Relationship jokes
What do you get when you cross mums and makeup?
Beauty!
When your wife takes 30 minutes to get ready.
Me: Takes five minutes.
Me: Hun, you done yet?
Alright ALYA and drew ALYA's boyfriend!! Have a good fucking life, I hardly even think drew is real but uk whatever I've passed on but DREW if u fucking wanna beef, I'll fight u bro, ur prob a stick, I'm fucking doing push ups 4 times a week 100 each.
What do women and dog turds have in common?
The older they get, the easier they are to pick up.
Dmitriy has no mother.
Memes
My wife and I went to the bar to get a drink, but 2 mins later, I see her dead on the ground. I guess she couldn't see the bottle flying at her face. Then I laughed and went home.
Hey Gwen, uhhhhhhh, fresfry told me to tell you I like you. Jk, I don't.
Gwen pegs Xavier.
My boyfriend's sister is mad because I smashed his girl.
"Roses are red, I'm a girl, Now go and take a hike."
Are you winter? Because you will be coming soon.
Me: Sister, are you wearing makeup?
My sister wearing all the world's makeup.
Sister: Just a little.
Women, you're a marshmallow because you're white, squashy, and everyone sticks their stick inside you.

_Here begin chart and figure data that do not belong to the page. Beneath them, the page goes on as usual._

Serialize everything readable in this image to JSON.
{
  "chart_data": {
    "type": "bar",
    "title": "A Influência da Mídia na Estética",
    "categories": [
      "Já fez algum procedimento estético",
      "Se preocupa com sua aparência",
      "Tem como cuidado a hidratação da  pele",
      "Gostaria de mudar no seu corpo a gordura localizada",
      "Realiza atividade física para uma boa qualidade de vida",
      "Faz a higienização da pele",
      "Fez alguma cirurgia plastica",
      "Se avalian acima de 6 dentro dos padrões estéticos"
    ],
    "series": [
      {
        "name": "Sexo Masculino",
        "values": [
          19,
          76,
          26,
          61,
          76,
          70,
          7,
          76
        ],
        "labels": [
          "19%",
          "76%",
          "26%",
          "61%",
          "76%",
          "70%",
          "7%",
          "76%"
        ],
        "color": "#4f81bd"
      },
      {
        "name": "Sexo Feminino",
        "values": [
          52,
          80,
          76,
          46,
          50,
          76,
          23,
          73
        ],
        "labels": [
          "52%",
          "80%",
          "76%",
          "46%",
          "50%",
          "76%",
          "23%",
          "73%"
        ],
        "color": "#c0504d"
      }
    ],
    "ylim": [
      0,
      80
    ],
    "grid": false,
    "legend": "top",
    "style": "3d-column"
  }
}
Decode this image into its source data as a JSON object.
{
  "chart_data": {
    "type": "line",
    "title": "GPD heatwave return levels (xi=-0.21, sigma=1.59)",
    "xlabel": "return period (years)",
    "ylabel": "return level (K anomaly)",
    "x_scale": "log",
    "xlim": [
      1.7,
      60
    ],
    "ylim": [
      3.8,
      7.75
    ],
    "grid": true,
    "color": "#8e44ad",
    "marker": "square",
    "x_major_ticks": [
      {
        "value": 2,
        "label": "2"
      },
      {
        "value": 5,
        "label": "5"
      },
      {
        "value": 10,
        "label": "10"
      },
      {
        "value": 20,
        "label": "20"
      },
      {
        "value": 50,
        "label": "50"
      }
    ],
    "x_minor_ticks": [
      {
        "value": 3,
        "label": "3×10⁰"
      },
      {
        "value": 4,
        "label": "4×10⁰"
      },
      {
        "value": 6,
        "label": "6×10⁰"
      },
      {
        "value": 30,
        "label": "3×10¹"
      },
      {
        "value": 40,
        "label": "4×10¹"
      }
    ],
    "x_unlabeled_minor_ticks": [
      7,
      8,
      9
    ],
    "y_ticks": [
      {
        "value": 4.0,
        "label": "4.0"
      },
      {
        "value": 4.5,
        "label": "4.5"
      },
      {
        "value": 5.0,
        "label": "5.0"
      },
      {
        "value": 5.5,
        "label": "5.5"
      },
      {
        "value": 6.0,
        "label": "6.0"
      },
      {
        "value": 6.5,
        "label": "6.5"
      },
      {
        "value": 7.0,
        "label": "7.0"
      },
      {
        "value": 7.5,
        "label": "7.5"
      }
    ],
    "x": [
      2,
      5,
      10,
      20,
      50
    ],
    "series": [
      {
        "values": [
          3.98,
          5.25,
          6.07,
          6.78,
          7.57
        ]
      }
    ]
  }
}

Know why they call gonorrhea gonorrhea?
'Cause once you have it, everyone is gone.
Gwen: Prince, they told me you'd be crying back. What do you want?
Prince: Nothing...BUT CAN WE GET BACK TOGETHER!?!??
Gwen: Sorry...BUT...I have a life to live now. I'm logging off this site and going to watch some TV. I'll be back in 1 hour, but we are done...DONE...DONE.
"Hey, is that a peach?"
*gets slapped on the butt*
"Noted."
It’s funny my sister wanted to have sex with me.
Yo mamma sucks!
"Can we do 69?"
"How about we do 9/11 since we will crash together?"
Guys, this is so disrespectful, I love Jesus. I go to church every Tuesday morning to give Jesus a... giffffffft.